Cooper Brown: Peaches Geldof
Back in civilisation, back in London, thank God. I went on a bender to celebrate my mom’s departure to the US. Ben took me to this weird place where we ended up with a bunch of young trendies that included the insufferable Peaches Geldof. God knows what it is that this girl does to fill her empty days.
She tottered about the place like a walrus on stilts telling anybody who’d listen about some new TV show. I presumed it involved following her through rehab, but, unbelievably, she appeared to be presenting something. This surely required her to read an autocue so I have absolutely no idea how she gets by.
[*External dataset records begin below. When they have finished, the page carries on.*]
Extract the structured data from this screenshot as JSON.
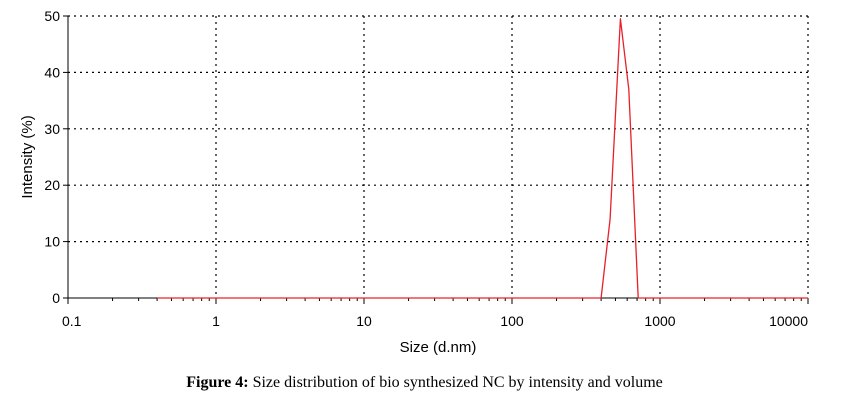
{
  "chart_data": {
    "type": "line",
    "xscale": "log",
    "xlim": [
      0.1,
      10000
    ],
    "ylim": [
      0,
      50
    ],
    "xlabel": "Size (d.nm)",
    "ylabel": "Intensity (%)",
    "xticks": [
      {
        "value": 0.1,
        "label": "0.1"
      },
      {
        "value": 1,
        "label": "1"
      },
      {
        "value": 10,
        "label": "10"
      },
      {
        "value": 100,
        "label": "100"
      },
      {
        "value": 1000,
        "label": "1000"
      },
      {
        "value": 10000,
        "label": "10000"
      }
    ],
    "yticks": [
      {
        "value": 0,
        "label": "0"
      },
      {
        "value": 10,
        "label": "10"
      },
      {
        "value": 20,
        "label": "20"
      },
      {
        "value": 30,
        "label": "30"
      },
      {
        "value": 40,
        "label": "40"
      },
      {
        "value": 50,
        "label": "50"
      }
    ],
    "grid": true,
    "series": [
      {
        "color": "#e8202a",
        "x": [
          0.4,
          1,
          10,
          100,
          400,
          460,
          540,
          615,
          712,
          800,
          2000,
          10000
        ],
        "y": [
          0,
          0,
          0,
          0,
          0,
          14,
          49.5,
          37,
          0,
          0,
          0,
          0
        ]
      }
    ]
  },
  "caption": {
    "label": "Figure 4:",
    "text": " Size distribution of bio synthesized NC by intensity and volume"
  }
}
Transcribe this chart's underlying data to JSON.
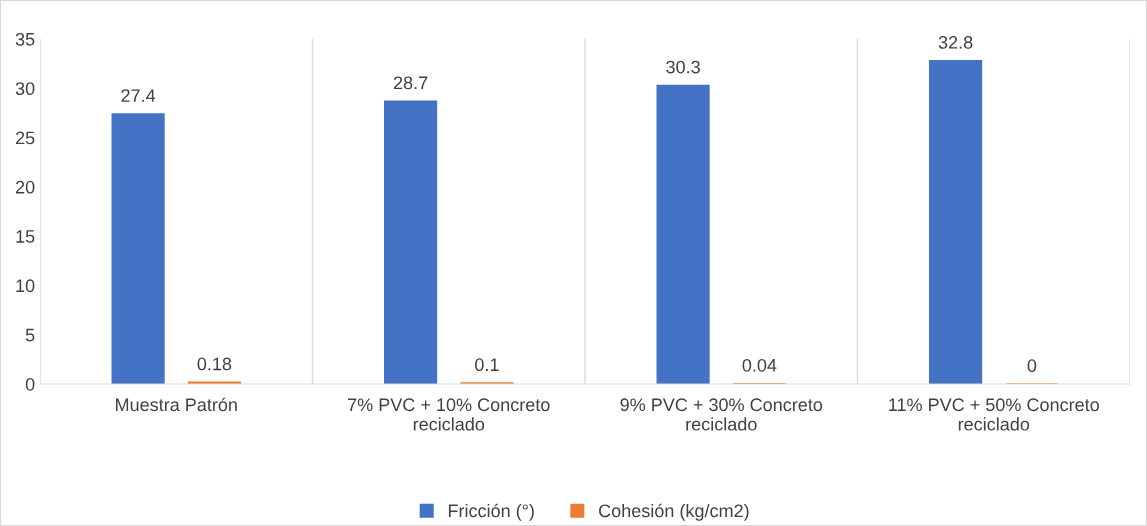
{
  "chart_data": {
    "type": "bar",
    "categories": [
      "Muestra Patrón",
      "7% PVC + 10% Concreto\nreciclado",
      "9% PVC + 30% Concreto\nreciclado",
      "11% PVC + 50% Concreto\nreciclado"
    ],
    "series": [
      {
        "name": "Fricción (°)",
        "color": "#4472c4",
        "values": [
          27.4,
          28.7,
          30.3,
          32.8
        ]
      },
      {
        "name": "Cohesión (kg/cm2)",
        "color": "#ed7d31",
        "values": [
          0.18,
          0.1,
          0.04,
          0
        ]
      }
    ],
    "ylim": [
      0,
      35
    ],
    "yticks": [
      0,
      5,
      10,
      15,
      20,
      25,
      30,
      35
    ],
    "grid": "x",
    "legend": "bottom",
    "data_labels": true
  }
}
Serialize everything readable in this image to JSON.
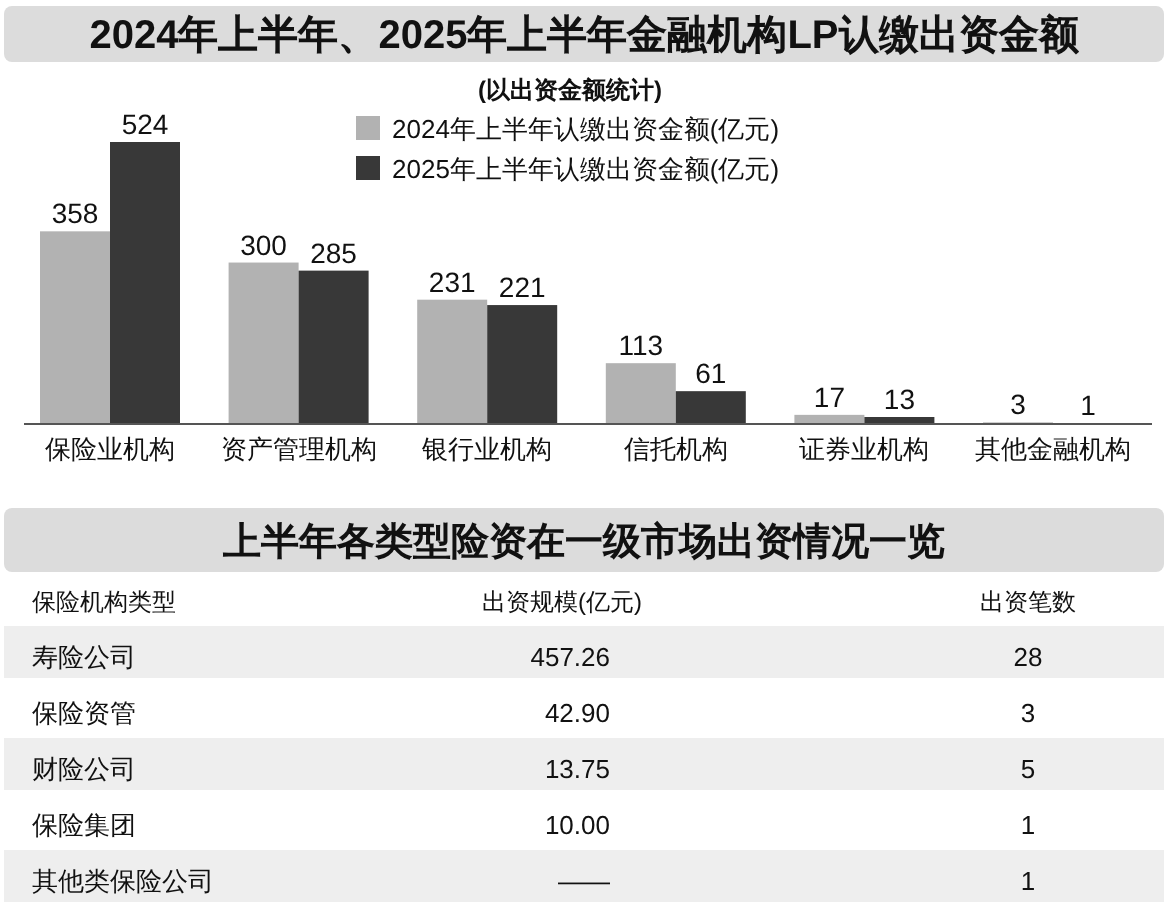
{
  "chart_data": [
    {
      "type": "bar",
      "title": "2024年上半年、2025年上半年金融机构LP认缴出资金额",
      "subtitle": "(以出资金额统计)",
      "categories": [
        "保险业机构",
        "资产管理机构",
        "银行业机构",
        "信托机构",
        "证券业机构",
        "其他金融机构"
      ],
      "series": [
        {
          "name": "2024年上半年认缴出资金额(亿元)",
          "color": "#b2b2b2",
          "values": [
            358,
            300,
            231,
            113,
            17,
            3
          ]
        },
        {
          "name": "2025年上半年认缴出资金额(亿元)",
          "color": "#383838",
          "values": [
            524,
            285,
            221,
            61,
            13,
            1
          ]
        }
      ],
      "data_labels": true,
      "legend": "top"
    },
    {
      "type": "other",
      "title": "上半年各类型险资在一级市场出资情况一览",
      "annotations": [
        "保险机构类型",
        "出资规模(亿元)",
        "出资笔数",
        "寿险公司",
        "457.26",
        "28",
        "保险资管",
        "42.90",
        "3",
        "财险公司",
        "13.75",
        "5",
        "保险集团",
        "10.00",
        "1",
        "其他类保险公司",
        "——",
        "1"
      ]
    }
  ]
}
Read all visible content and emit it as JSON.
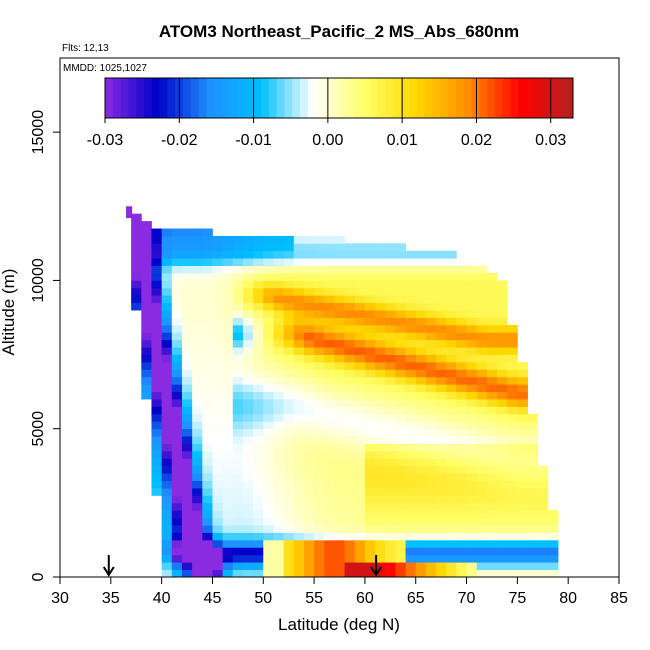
{
  "chart_data": {
    "type": "heatmap",
    "title": "ATOM3 Northeast_Pacific_2 MS_Abs_680nm",
    "flights_label": "Flts: 12,13",
    "dates_label": "MMDD: 1025,1027",
    "xlabel": "Latitude (deg N)",
    "ylabel": "Altitude (m)",
    "xlim": [
      30,
      85
    ],
    "ylim": [
      0,
      17500
    ],
    "x_ticks": [
      30,
      35,
      40,
      45,
      50,
      55,
      60,
      65,
      70,
      75,
      80,
      85
    ],
    "y_ticks": [
      0,
      5000,
      10000,
      15000
    ],
    "colorbar": {
      "range": [
        -0.03,
        0.033
      ],
      "ticks": [
        -0.03,
        -0.02,
        -0.01,
        0.0,
        0.01,
        0.02,
        0.03
      ],
      "tick_labels": [
        "-0.03",
        "-0.02",
        "-0.01",
        "0.00",
        "0.01",
        "0.02",
        "0.03"
      ],
      "colors": [
        "#8a2be2",
        "#0000c8",
        "#1e90ff",
        "#00bfff",
        "#ffffff",
        "#ffff66",
        "#ffd700",
        "#ff8c00",
        "#ff0000",
        "#b22222"
      ]
    },
    "grid": false,
    "arrows_at_latitude": [
      34.8,
      61.1
    ],
    "grid_cell_size": {
      "dlat": 1,
      "dalt": 250
    },
    "field": {
      "top_boundary_m": [
        [
          36.8,
          12400
        ],
        [
          38.5,
          11800
        ],
        [
          45,
          11600
        ],
        [
          52,
          11600
        ],
        [
          67,
          11000
        ],
        [
          70,
          10700
        ],
        [
          73,
          10000
        ],
        [
          78,
          0
        ]
      ],
      "bottom_left_boundary_m": [
        [
          36.8,
          12400
        ],
        [
          38,
          8400
        ],
        [
          39,
          5500
        ],
        [
          40,
          2000
        ],
        [
          40.5,
          500
        ]
      ],
      "right_boundary_m": [
        [
          73,
          10000
        ],
        [
          75,
          7200
        ],
        [
          76.5,
          4500
        ],
        [
          78.5,
          1500
        ],
        [
          79,
          0
        ]
      ],
      "bands": [
        {
          "description_value": -0.025,
          "path": [
            [
              37.5,
              12000
            ],
            [
              39.5,
              8000
            ],
            [
              41.5,
              4500
            ],
            [
              43.5,
              1000
            ],
            [
              44.5,
              500
            ]
          ]
        },
        {
          "description_value": -0.021,
          "path": [
            [
              38.5,
              11800
            ],
            [
              52,
              11800
            ]
          ]
        },
        {
          "description_value": -0.02,
          "path": [
            [
              41,
              1500
            ],
            [
              60,
              1800
            ],
            [
              78,
              1900
            ]
          ]
        },
        {
          "description_value": 0.012,
          "path": [
            [
              50,
              9500
            ],
            [
              72,
              8000
            ]
          ]
        },
        {
          "description_value": 0.014,
          "path": [
            [
              53,
              8200
            ],
            [
              75,
              6200
            ]
          ]
        },
        {
          "description_value": 0.02,
          "path": [
            [
              52,
              800
            ],
            [
              61,
              800
            ]
          ]
        },
        {
          "description_value": 0.026,
          "path": [
            [
              57.5,
              400
            ],
            [
              70,
              400
            ]
          ]
        }
      ]
    }
  }
}
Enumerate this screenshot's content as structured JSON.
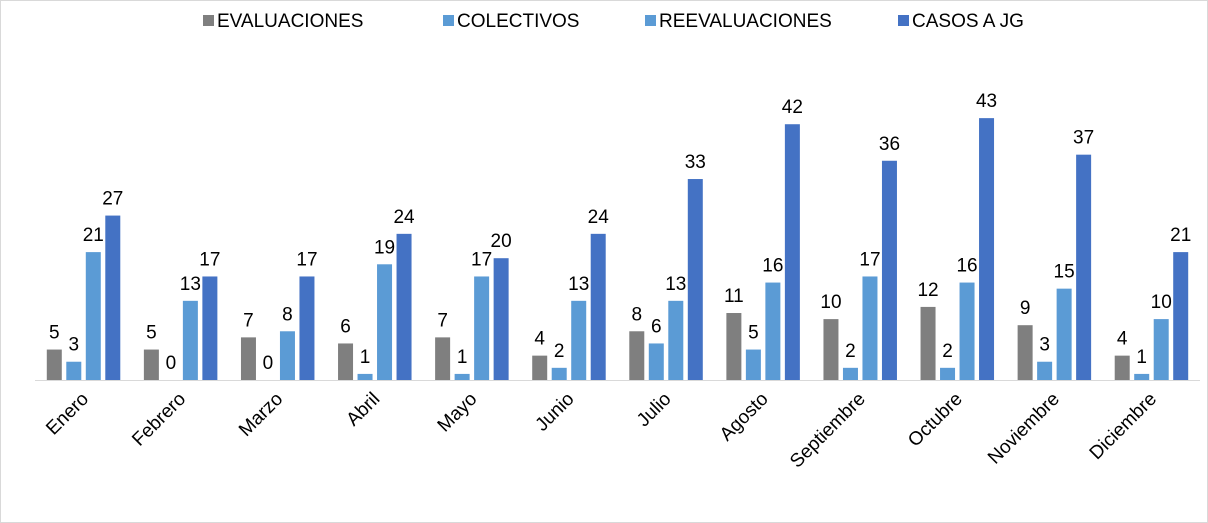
{
  "chart_data": {
    "type": "bar",
    "categories": [
      "Enero",
      "Febrero",
      "Marzo",
      "Abril",
      "Mayo",
      "Junio",
      "Julio",
      "Agosto",
      "Septiembre",
      "Octubre",
      "Noviembre",
      "Diciembre"
    ],
    "series": [
      {
        "name": "EVALUACIONES",
        "color": "#7f7f7f",
        "values": [
          5,
          5,
          7,
          6,
          7,
          4,
          8,
          11,
          10,
          12,
          9,
          4
        ]
      },
      {
        "name": "COLECTIVOS",
        "color": "#5b9bd5",
        "values": [
          3,
          0,
          0,
          1,
          1,
          2,
          6,
          5,
          2,
          2,
          3,
          1
        ]
      },
      {
        "name": "REEVALUACIONES",
        "color": "#5b9bd5",
        "values": [
          21,
          13,
          8,
          19,
          17,
          13,
          13,
          16,
          17,
          16,
          15,
          10
        ]
      },
      {
        "name": "CASOS A JG",
        "color": "#4472c4",
        "values": [
          27,
          17,
          17,
          24,
          20,
          24,
          33,
          42,
          36,
          43,
          37,
          21
        ]
      }
    ],
    "legend": "top"
  }
}
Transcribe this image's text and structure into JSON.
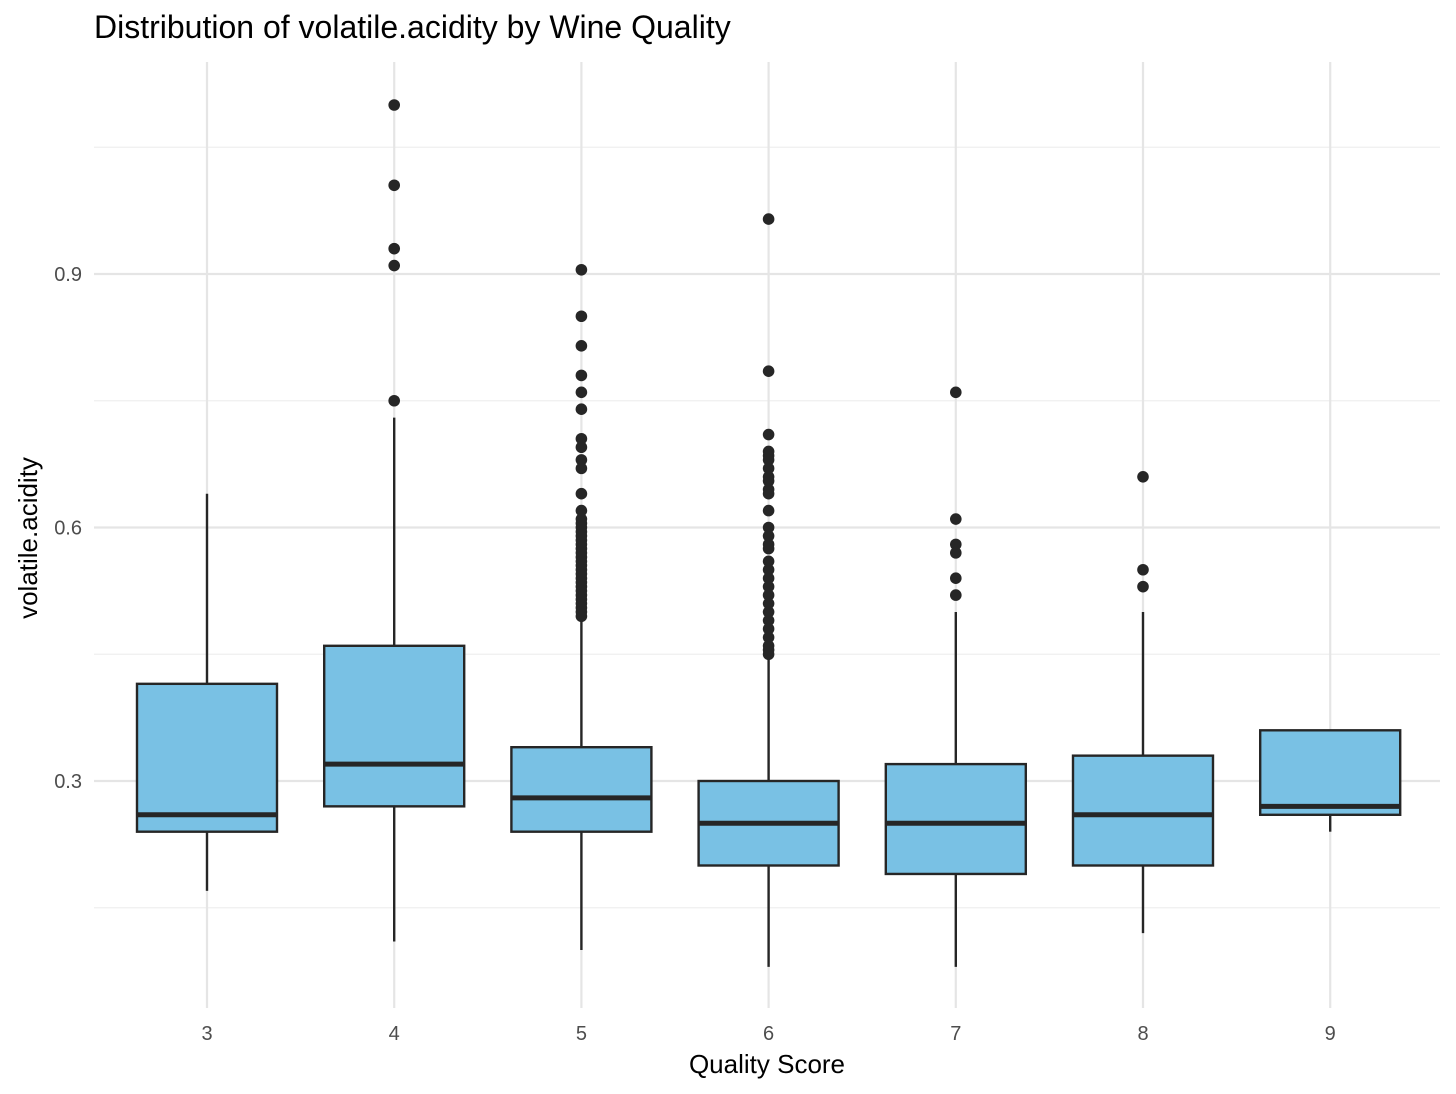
{
  "colors": {
    "box_fill": "#79c1e4",
    "box_stroke": "#262626",
    "grid": "#e5e5e5",
    "background": "#ffffff"
  },
  "chart_data": {
    "type": "boxplot",
    "title": "Distribution of volatile.acidity by Wine Quality",
    "xlabel": "Quality Score",
    "ylabel": "volatile.acidity",
    "ylim": [
      0.05,
      1.15
    ],
    "y_ticks": [
      0.3,
      0.6,
      0.9
    ],
    "y_tick_labels": [
      "0.3",
      "0.6",
      "0.9"
    ],
    "y_minor_ticks": [
      0.15,
      0.45,
      0.75,
      1.05
    ],
    "grid": true,
    "legend": "none",
    "categories": [
      "3",
      "4",
      "5",
      "6",
      "7",
      "8",
      "9"
    ],
    "boxes": [
      {
        "category": "3",
        "lower_whisker": 0.17,
        "q1": 0.24,
        "median": 0.26,
        "q3": 0.415,
        "upper_whisker": 0.64,
        "outliers": []
      },
      {
        "category": "4",
        "lower_whisker": 0.11,
        "q1": 0.27,
        "median": 0.32,
        "q3": 0.46,
        "upper_whisker": 0.73,
        "outliers": [
          1.1,
          1.005,
          0.93,
          0.91,
          0.75
        ]
      },
      {
        "category": "5",
        "lower_whisker": 0.1,
        "q1": 0.24,
        "median": 0.28,
        "q3": 0.34,
        "upper_whisker": 0.49,
        "outliers": [
          0.905,
          0.85,
          0.815,
          0.78,
          0.76,
          0.74,
          0.705,
          0.695,
          0.68,
          0.67,
          0.64,
          0.62,
          0.61,
          0.605,
          0.6,
          0.595,
          0.59,
          0.585,
          0.58,
          0.575,
          0.57,
          0.565,
          0.56,
          0.555,
          0.55,
          0.545,
          0.54,
          0.535,
          0.53,
          0.525,
          0.52,
          0.515,
          0.51,
          0.505,
          0.5,
          0.495
        ]
      },
      {
        "category": "6",
        "lower_whisker": 0.08,
        "q1": 0.2,
        "median": 0.25,
        "q3": 0.3,
        "upper_whisker": 0.445,
        "outliers": [
          0.965,
          0.785,
          0.71,
          0.69,
          0.685,
          0.68,
          0.67,
          0.66,
          0.655,
          0.645,
          0.64,
          0.62,
          0.6,
          0.59,
          0.58,
          0.575,
          0.56,
          0.55,
          0.54,
          0.53,
          0.52,
          0.51,
          0.5,
          0.49,
          0.48,
          0.47,
          0.46,
          0.455,
          0.45
        ]
      },
      {
        "category": "7",
        "lower_whisker": 0.08,
        "q1": 0.19,
        "median": 0.25,
        "q3": 0.32,
        "upper_whisker": 0.5,
        "outliers": [
          0.76,
          0.61,
          0.58,
          0.57,
          0.54,
          0.52
        ]
      },
      {
        "category": "8",
        "lower_whisker": 0.12,
        "q1": 0.2,
        "median": 0.26,
        "q3": 0.33,
        "upper_whisker": 0.5,
        "outliers": [
          0.66,
          0.55,
          0.53
        ]
      },
      {
        "category": "9",
        "lower_whisker": 0.24,
        "q1": 0.26,
        "median": 0.27,
        "q3": 0.36,
        "upper_whisker": 0.36,
        "outliers": []
      }
    ]
  }
}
But she was staggering about this place telling anybody who’d listen that she was “like? into? like? poetry and... like? stuff.”
I told Ben that she was too much for even someone like me and we left and headed to the Groucho where we would be more among our own sort. Having lived in LA for several years, it’s interesting to try to work out who are thicker – the “it” girls of London or LA?
It’s a close one. Paris and her acolytes are as dumb as dead chickens but the difference is that they never pretend to be anything else. The Brit versions – led by Peaches – seem to think they have something to say, some inner knowledge gleaned from getting trashed and spending Daddy’s money. This makes them way worse in my eyes. Say what you want about George W but he knew he had his limits and delegated well to smart people like Rummy. Cooper Out.
A handsome bald male, Cooper Brown is a 21st century success story. While doing an internship at Paramount in LA some big shots liked the Cooper style and took him under their wing. Now he’s a veteran of the shallow, backstabbing and treacherous movie industry, and he loves it.